Lettres aux amies et amis proches

Traduction de Claire Malroux.

Janvier 1999

424 pages

Série américaine

978-2-7143-1084-2

24.35 €

Claire Malroux a rassemblé en un seul volume les correspondances féminines et masculines d’Emily Dickinson, publiées il y a quelques années.

Ces correspondances ont un point commun : elles ont poussé Emily Dickinson à forger une prose aussi incandescente que sa poésie, à créer une forme littéraire sans équivalent. Un entrelacement de prose haussée au niveau de la poésie, et de poésie, tantôt ramenée presque au niveau de la prose, tantôt culminant en fulgurations ou éblouissantes condensations. On pourrait parler de texte-Centaure, ou plutôt de texte-Pégase, dont le corps de prose-cheval battrait au rythme d’ailes de poésie.
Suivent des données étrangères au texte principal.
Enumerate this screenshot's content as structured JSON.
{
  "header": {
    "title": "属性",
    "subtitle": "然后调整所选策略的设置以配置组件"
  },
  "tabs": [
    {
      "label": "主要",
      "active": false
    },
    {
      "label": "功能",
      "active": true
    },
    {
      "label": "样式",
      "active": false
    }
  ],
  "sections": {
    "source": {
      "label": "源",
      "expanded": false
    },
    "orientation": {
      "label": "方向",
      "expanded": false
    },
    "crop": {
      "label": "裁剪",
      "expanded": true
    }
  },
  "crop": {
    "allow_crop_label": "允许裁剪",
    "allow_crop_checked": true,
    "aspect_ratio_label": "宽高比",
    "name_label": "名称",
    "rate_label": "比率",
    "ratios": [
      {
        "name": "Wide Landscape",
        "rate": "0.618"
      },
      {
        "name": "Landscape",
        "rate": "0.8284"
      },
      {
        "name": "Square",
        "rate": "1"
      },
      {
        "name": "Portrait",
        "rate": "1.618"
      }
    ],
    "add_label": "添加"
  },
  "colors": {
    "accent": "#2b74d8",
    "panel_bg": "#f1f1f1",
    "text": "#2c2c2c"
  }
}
Lettres de haut vol, donc, gardant intacte, au travers d’émotions contradictoires ou de surprenants messages, la force du secret d’où procède toute l’œuvre.
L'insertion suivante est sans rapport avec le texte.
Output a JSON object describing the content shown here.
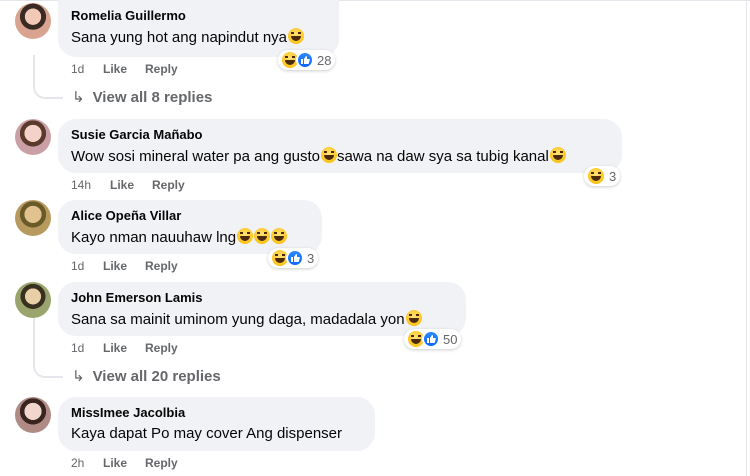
{
  "comments": [
    {
      "author": "Romelia Guillermo",
      "text": "Sana yung hot ang napindut nya",
      "time": "1d",
      "like_label": "Like",
      "reply_label": "Reply",
      "reaction_count": "28",
      "reactions": [
        "haha-icon",
        "like-icon"
      ],
      "avatar_color": "#d9a48f"
    },
    {
      "author": "Susie Garcia Mañabo",
      "text": "Wow sosi mineral water pa ang gusto",
      "text_after": "sawa na daw sya sa tubig kanal",
      "time": "14h",
      "like_label": "Like",
      "reply_label": "Reply",
      "reaction_count": "3",
      "reactions": [
        "haha-icon"
      ],
      "avatar_color": "#caa0a6"
    },
    {
      "author": "Alice Opeña Villar",
      "text": "Kayo nman nauuhaw lng",
      "time": "1d",
      "like_label": "Like",
      "reply_label": "Reply",
      "reaction_count": "3",
      "reactions": [
        "haha-icon",
        "like-icon"
      ],
      "avatar_color": "#b89a5e"
    },
    {
      "author": "John Emerson Lamis",
      "text": "Sana sa mainit uminom yung daga, madadala yon",
      "time": "1d",
      "like_label": "Like",
      "reply_label": "Reply",
      "reaction_count": "50",
      "reactions": [
        "haha-icon",
        "like-icon"
      ],
      "avatar_color": "#9aa56d"
    },
    {
      "author": "MissImee Jacolbia",
      "text": "Kaya dapat Po may cover Ang dispenser",
      "time": "2h",
      "like_label": "Like",
      "reply_label": "Reply",
      "avatar_color": "#b08b86"
    }
  ],
  "view_replies": [
    {
      "label": "View all 8 replies"
    },
    {
      "label": "View all 20 replies"
    }
  ],
  "colors": {
    "bubble": "#f0f2f5",
    "meta": "#65676b",
    "like_blue": "#0866ff",
    "haha_yellow": "#fcc419"
  }
}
“Une lettre me donne toujours l’impression de l’immortalité parce qu’elle est l’esprit seul sans ami corporel. Tributaire dans la parole de l’attitude et de l’accent, il semble y avoir dans la pensée une force spectrale qui marche seule.”

Emily Dickinson, Lettre à Thomas W. Higginson

Plus qu’aucune autre correspondance, peut-être, celle de Emily Dickinson est une œuvre de création, un terrain littéraire ou dramatique où le poète est à la recherche d’un moi à la fois réel et fictif, plus authentique que le moi perçu par le société. Un dialogue entre soi et soi, devant un tiers privilégié, plus proche que le public inconnu auquel s’adressent en dernier ressort les poèmes.
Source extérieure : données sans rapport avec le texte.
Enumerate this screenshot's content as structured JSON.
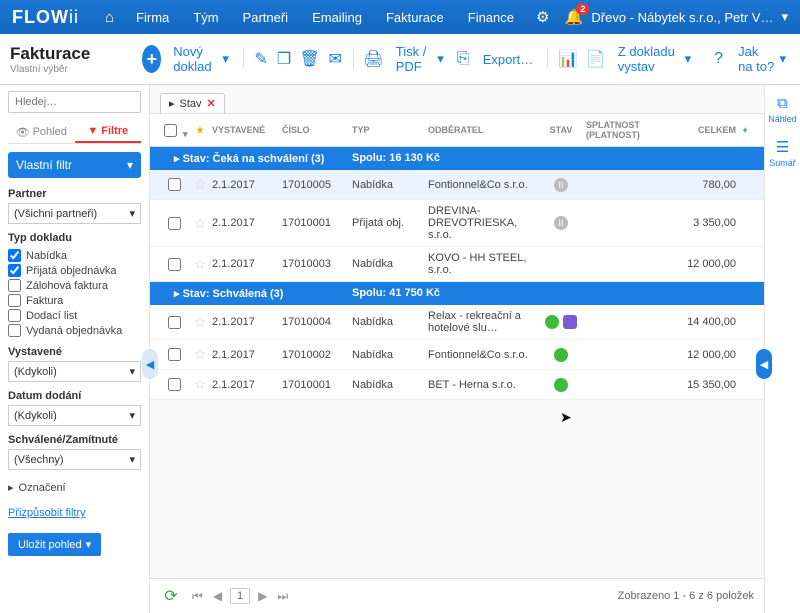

Emily Dickinson se sent de plain-pied avec les femmes, et sans doute même a-t-elle conscience de la supériorité que lui confère son génie d’artiste. Elle peut partager avec elles à demi-mot certains sentiments, certaines aspirations, s’abandonner aussi, non sans ironie, au bavardage à propos de la vie quotidienne, se défouler de la tension à laquelle la soumet son activité de poète.

Claire Malroux

Emily Dickinson

Considérée aujourd’hui comme l’un des plus grands poètes américains, Emily Dickinson n’eut pas droit à la reconnaissance littéraire de son vivant. Presque absente de la scène littéraire, elle fut également peu présente dans le théâtre de la vie. Son champ d’expérience fut limité, puisqu’elle ne s’éloigna d’Amherst que pour passer une année au collège de Mount Holyoke à South Hadley ou lors de rares séjours, à Washington ou à Boston. Il semble donc qu’elle n’ait guère quitté le cercle de cette petite communauté puritaine de Nouvelle-Angleterre, ni franchi le seuil de la maison familiale où elle disait tant se plaire – entre son père juriste et homme politique, admiré et craint, et sa mère plus effacée ; entre sa sœur Lavinia, qui ne partit jamais non plus et son frère Austin, installé dans la maison voisine avec sa femme Susan, amie de cœur de la poétesse. Le choix d’un certain retrait du monde livre un signe essentiel : la mise à distance, l’ironie. Mais, à certains égards, ce retrait fut peut-être moins absolu qu’il n’y paraît : tout en se dérobant au monde, au mariage, elle adressa des lettres passionnées à divers correspondants masculins. La fin de sa vie fut marquée par des deuils répétés (son père en 1874, sa mère en 1882, son neveu Gilbert, mort à l’âge de huit ans en 1883, Otis P. Lord en 1884). Secrète et expansive, grave et moqueuse, discrète mais audacieusement libre, sa personnalité est aussi complexe que l’espace réel de son expérience fut restreint. En savoir plus.

Presse et librairies

À travers ses lettres au mentor à ami et l’amant, la poétesse américaine Emily Dickinson déploie d’habiles jeux de séduction comme autant de témoignages de son rapport trouble au masculin.

Stéphane Bouquet, Hommes sweet Hommes, Libération, 17 juin 1999

La traductrice, Claire Malroux, qui avait réalisé le recueil de poème, apporte le même soin à ce nouveau travail qui, par la richesse des notes une précieuse préface à chaque correspondance, permet de réaliser à quel point ce livre non seulement ne démérite pas devant l’œuvre poétique mais s’avère être une des plus belles correspondances qui soit.

Marc Blanchet, Le Matricule des Anges

Florilège : désignant un recueil de pièces choisies, le mot a pour origine la cuillette des fleurs ; art qu’Emily Dickinson pratiqua suprêmement, au propre comme au figuré.